Cela fait trente ans que Maud Kristen pratique la voyance. Mue par un souci de transparence presque déroutant, animée d’une conscience éthique inaltérable, elle n’a eu de cesse d’exposer son activité au public, aux médias, aux scientifiques afin que chacun puisse venir s’y confronter. Ce que Maud Kristen aimerait, c’est que nous nous penchions davantage sur l’énorme chantier qu’est l’étude des phénomènes extrasensoriels. Pourrions-nous sans folklore ni fioriture, sans a priori ni rejet, sans déplacer le sujet vers des débats annexes, regarder l’extrasensorialité en face ? La voyante ne lâche pas le morceau. Si les résultats positifs des recherches en parapsychologie ne suffisent pas à faire que des recherches officielles soient lancées en France, si malgré les émissions télévisées, les livres, les conférences, un débat public mature n’est pas réellement mené, il reste peut-être un moyen : mettre en évidence le fait que nous sommes tous porteurs de ce potentiel et qu’il y a un véritable intérêt à y avoir recours. Maud Kristen crée alors une école. Les résultats qu’elle obtient sont surprenants.
Comment en êtes-vous arrivée à fonder l’École Maud Kristen ?

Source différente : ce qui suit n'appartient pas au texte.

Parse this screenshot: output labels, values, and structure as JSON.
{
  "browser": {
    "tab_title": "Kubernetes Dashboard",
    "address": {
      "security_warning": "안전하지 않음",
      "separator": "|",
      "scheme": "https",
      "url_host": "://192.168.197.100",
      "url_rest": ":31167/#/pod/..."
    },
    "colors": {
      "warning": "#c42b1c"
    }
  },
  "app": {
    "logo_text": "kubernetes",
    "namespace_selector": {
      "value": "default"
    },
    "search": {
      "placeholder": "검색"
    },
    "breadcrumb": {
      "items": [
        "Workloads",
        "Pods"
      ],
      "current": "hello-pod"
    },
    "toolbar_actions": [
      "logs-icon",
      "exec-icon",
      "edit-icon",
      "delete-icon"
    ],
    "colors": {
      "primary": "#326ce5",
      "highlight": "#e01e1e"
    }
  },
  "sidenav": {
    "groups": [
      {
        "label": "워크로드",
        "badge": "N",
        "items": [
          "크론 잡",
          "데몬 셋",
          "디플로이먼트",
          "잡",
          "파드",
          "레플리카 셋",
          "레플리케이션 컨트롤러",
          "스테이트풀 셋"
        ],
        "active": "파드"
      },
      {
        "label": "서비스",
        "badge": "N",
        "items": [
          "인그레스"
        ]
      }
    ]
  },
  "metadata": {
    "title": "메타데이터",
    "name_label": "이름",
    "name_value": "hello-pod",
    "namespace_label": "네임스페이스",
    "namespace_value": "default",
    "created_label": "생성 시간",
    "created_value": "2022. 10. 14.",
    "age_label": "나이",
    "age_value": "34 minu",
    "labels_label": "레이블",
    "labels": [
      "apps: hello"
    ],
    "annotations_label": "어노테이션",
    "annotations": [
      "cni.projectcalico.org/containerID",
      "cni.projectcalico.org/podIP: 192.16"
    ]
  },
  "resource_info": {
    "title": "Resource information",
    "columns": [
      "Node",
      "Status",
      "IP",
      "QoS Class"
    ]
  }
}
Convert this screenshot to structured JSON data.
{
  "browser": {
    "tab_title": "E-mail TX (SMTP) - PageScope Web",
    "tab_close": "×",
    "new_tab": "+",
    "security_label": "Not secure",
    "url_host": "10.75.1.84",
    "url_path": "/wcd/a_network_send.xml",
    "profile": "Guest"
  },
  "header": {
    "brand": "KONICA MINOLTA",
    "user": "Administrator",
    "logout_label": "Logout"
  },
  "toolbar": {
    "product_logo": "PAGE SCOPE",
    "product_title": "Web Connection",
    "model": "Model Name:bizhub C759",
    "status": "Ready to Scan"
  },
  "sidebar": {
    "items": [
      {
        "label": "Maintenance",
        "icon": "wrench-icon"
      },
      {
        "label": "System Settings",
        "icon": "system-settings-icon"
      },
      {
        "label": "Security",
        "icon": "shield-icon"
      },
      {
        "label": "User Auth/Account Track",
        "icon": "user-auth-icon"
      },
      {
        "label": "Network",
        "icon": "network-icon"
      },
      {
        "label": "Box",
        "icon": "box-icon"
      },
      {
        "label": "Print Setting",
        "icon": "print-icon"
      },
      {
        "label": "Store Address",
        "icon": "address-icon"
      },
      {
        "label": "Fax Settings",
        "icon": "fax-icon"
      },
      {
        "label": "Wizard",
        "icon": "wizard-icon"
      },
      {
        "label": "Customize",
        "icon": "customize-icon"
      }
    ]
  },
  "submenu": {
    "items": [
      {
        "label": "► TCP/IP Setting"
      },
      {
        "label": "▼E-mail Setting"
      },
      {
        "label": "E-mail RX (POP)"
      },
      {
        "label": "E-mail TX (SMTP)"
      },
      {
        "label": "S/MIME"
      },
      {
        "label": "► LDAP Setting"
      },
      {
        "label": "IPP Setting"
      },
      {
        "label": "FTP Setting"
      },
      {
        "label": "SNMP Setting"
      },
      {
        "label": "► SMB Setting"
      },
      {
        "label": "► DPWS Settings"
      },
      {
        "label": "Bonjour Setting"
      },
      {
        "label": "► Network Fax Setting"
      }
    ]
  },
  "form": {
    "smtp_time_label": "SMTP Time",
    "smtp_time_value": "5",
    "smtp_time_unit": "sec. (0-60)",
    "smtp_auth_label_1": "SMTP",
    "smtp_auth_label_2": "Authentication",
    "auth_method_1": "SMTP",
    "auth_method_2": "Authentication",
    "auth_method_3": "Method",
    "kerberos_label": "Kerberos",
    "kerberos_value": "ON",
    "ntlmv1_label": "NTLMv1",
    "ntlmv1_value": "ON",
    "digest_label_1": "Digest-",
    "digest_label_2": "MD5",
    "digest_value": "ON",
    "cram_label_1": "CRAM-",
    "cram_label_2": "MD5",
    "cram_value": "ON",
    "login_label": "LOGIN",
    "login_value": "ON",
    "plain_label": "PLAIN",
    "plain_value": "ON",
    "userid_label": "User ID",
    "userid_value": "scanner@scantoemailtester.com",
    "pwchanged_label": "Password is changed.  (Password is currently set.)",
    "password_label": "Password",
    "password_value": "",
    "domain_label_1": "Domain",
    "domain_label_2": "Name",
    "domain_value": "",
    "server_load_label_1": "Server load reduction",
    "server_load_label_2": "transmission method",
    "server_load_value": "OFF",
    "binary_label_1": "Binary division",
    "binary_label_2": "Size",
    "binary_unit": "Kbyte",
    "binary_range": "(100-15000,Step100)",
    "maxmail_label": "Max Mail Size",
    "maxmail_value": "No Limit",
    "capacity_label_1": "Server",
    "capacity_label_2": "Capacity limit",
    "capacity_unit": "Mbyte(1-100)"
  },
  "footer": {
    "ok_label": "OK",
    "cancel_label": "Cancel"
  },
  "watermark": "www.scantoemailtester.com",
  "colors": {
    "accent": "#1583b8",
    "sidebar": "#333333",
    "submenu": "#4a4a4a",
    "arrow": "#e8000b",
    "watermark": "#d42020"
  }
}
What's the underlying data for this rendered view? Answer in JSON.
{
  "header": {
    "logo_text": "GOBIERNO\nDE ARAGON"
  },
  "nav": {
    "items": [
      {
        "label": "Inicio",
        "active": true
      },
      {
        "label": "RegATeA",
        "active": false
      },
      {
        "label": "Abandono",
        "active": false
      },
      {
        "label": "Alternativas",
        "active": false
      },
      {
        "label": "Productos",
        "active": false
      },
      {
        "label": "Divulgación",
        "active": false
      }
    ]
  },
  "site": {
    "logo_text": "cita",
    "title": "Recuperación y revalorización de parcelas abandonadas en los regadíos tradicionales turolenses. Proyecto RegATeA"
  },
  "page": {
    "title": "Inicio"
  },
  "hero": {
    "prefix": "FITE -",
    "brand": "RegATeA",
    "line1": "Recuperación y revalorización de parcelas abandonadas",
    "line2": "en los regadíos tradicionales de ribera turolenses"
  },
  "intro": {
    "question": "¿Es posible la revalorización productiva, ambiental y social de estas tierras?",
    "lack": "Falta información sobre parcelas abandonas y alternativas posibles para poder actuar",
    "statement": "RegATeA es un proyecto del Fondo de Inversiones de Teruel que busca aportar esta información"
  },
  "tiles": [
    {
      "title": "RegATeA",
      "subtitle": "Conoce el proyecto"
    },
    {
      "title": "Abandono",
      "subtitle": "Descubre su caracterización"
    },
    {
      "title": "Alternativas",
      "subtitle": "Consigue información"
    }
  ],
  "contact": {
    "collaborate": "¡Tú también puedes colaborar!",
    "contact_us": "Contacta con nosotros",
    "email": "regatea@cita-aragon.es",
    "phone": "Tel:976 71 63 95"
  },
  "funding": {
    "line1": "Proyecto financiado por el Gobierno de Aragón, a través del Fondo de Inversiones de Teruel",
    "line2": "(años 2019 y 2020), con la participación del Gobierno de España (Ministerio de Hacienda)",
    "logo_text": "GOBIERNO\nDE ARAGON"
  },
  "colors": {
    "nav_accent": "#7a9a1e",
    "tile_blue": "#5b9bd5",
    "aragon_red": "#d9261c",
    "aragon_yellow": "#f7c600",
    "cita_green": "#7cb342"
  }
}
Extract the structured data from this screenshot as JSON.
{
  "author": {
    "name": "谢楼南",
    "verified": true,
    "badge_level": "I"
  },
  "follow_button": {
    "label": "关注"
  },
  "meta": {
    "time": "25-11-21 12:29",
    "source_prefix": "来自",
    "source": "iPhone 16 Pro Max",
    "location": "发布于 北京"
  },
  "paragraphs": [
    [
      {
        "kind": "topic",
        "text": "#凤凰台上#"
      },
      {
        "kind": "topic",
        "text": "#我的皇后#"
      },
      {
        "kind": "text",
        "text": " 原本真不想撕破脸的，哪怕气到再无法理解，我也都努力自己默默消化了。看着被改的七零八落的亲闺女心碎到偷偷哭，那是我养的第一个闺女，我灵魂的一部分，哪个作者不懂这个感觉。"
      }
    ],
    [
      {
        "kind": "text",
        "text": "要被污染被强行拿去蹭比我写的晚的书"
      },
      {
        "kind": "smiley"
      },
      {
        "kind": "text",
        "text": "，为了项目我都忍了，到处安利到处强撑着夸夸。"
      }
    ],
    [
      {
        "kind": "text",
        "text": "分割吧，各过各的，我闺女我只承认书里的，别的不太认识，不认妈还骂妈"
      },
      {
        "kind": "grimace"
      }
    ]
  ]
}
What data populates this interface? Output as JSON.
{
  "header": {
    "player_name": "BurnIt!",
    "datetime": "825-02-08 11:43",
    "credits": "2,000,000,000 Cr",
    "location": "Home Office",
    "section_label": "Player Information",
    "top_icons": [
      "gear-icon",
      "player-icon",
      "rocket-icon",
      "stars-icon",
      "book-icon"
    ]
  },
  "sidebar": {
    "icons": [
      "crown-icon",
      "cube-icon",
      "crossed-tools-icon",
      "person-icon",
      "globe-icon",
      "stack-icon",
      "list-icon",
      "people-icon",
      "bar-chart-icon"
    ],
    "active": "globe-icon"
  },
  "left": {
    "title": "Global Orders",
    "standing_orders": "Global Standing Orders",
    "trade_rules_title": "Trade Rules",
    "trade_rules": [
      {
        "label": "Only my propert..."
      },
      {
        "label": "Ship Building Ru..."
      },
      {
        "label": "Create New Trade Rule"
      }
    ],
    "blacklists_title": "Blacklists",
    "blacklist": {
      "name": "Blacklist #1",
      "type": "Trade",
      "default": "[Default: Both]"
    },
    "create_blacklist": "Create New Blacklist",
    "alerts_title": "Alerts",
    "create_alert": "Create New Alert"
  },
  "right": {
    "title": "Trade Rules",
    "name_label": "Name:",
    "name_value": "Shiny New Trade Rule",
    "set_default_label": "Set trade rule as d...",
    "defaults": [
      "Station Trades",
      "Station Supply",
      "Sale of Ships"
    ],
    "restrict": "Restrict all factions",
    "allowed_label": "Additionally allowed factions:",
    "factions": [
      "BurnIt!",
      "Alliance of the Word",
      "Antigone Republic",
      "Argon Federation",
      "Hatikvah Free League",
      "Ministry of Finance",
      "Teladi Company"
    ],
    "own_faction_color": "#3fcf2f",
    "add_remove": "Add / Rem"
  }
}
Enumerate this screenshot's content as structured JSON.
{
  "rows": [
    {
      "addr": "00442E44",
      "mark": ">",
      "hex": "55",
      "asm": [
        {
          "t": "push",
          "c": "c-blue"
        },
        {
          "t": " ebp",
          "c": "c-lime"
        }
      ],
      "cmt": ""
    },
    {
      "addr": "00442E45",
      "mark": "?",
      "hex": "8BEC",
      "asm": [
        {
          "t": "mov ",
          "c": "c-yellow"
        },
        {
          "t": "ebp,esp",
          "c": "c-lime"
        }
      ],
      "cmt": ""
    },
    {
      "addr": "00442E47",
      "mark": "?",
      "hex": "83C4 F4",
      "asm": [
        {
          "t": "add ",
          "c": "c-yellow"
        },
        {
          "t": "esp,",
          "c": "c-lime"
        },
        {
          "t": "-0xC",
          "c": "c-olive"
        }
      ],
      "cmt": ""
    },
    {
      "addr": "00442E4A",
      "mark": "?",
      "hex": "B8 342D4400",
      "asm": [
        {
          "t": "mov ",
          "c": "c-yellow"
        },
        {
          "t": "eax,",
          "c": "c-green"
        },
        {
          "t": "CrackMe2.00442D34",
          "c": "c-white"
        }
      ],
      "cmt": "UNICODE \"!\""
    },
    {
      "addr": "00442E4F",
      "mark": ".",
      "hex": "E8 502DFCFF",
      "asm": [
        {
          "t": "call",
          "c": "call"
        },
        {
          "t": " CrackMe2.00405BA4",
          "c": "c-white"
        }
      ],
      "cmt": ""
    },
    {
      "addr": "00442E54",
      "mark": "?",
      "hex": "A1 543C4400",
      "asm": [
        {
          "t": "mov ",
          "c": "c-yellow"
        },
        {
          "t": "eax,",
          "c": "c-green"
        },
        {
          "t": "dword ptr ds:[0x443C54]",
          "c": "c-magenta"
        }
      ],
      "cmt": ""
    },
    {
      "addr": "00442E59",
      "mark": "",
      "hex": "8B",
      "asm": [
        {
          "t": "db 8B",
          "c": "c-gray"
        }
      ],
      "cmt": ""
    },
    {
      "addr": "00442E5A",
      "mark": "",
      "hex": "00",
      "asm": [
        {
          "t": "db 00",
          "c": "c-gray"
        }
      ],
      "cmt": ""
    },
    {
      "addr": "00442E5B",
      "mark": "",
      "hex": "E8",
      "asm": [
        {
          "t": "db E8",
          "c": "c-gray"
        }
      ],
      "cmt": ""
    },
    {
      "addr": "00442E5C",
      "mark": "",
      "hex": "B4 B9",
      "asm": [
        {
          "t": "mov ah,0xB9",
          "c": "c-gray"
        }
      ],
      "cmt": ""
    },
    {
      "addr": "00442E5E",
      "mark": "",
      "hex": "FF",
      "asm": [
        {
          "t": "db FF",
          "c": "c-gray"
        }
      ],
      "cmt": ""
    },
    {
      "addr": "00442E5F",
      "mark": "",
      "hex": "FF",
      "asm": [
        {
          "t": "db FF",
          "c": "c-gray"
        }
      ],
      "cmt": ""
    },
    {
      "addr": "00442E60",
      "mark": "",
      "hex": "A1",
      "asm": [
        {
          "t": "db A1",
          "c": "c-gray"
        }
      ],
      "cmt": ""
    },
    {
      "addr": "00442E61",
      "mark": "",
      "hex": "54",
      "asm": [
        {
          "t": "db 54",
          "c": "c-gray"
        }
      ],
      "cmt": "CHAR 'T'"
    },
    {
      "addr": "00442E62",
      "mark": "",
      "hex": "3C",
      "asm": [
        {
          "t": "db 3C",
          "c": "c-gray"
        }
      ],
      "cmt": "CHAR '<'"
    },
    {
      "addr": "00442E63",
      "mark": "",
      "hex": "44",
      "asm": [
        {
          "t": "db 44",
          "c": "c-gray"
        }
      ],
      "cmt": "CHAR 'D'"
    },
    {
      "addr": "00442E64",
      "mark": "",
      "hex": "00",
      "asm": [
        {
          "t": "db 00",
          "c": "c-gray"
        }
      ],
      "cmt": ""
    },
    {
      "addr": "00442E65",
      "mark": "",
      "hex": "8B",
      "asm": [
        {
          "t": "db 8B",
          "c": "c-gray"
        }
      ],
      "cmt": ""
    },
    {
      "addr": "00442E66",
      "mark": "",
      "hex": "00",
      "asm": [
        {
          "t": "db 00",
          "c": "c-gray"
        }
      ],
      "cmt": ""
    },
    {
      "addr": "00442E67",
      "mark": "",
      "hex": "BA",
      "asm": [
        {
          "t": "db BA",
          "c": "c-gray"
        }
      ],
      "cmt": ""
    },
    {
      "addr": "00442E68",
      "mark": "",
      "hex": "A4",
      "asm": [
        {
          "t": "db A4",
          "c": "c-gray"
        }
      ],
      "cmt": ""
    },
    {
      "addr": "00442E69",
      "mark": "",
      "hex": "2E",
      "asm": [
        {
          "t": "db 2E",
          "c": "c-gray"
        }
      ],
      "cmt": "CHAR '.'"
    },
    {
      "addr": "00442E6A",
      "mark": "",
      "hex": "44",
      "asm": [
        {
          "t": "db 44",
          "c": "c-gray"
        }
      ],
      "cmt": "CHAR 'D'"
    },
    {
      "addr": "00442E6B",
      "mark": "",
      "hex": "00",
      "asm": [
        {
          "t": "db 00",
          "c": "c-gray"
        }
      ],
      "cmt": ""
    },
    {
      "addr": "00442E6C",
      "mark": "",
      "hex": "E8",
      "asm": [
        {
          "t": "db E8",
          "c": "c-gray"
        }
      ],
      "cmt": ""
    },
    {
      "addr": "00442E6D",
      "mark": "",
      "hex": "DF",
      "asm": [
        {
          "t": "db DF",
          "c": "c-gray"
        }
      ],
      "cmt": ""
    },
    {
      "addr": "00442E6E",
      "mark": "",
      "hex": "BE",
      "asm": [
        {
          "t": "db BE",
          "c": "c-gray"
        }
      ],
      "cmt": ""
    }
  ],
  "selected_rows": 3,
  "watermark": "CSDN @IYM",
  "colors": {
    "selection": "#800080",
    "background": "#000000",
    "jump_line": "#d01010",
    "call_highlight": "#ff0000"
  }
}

C’est l’aboutissement d’une longue réflexion sur notre difficulté à reconnaître la voyance comme un phénomène à étudier. Comme l’explique Bertrand Méheust, sociologue, historien et spécialiste de la parapsychologie, notre culture met en place des stratégies pour la déplacer. Nombreux sont ceux qui disent par exemple :
« J’y crois » , ou pas. Mais cela n’a rien à voir avec une croyance ! C’est comme dire :
« Je crois en l’eau qui bout. » Certains essaient ensuite de départager les voyants honnêtes des charlatans. Encore une fois, cela n’éclaire pas le fait en lui-même : comment les perceptions extrasensorielles sont-elles possibles ? On me dit aussi parfois que je fais du bien aux gens. Cependant, réduire ma pratique à un soutien psychologique empêche de regarder la réalité du phénomène en face. Et c’est sans parler de tous ceux qui inventent des constructions délirantes pour démontrer que je triche. On m’a parfois accusée d’avoir des écouteurs dans les dents !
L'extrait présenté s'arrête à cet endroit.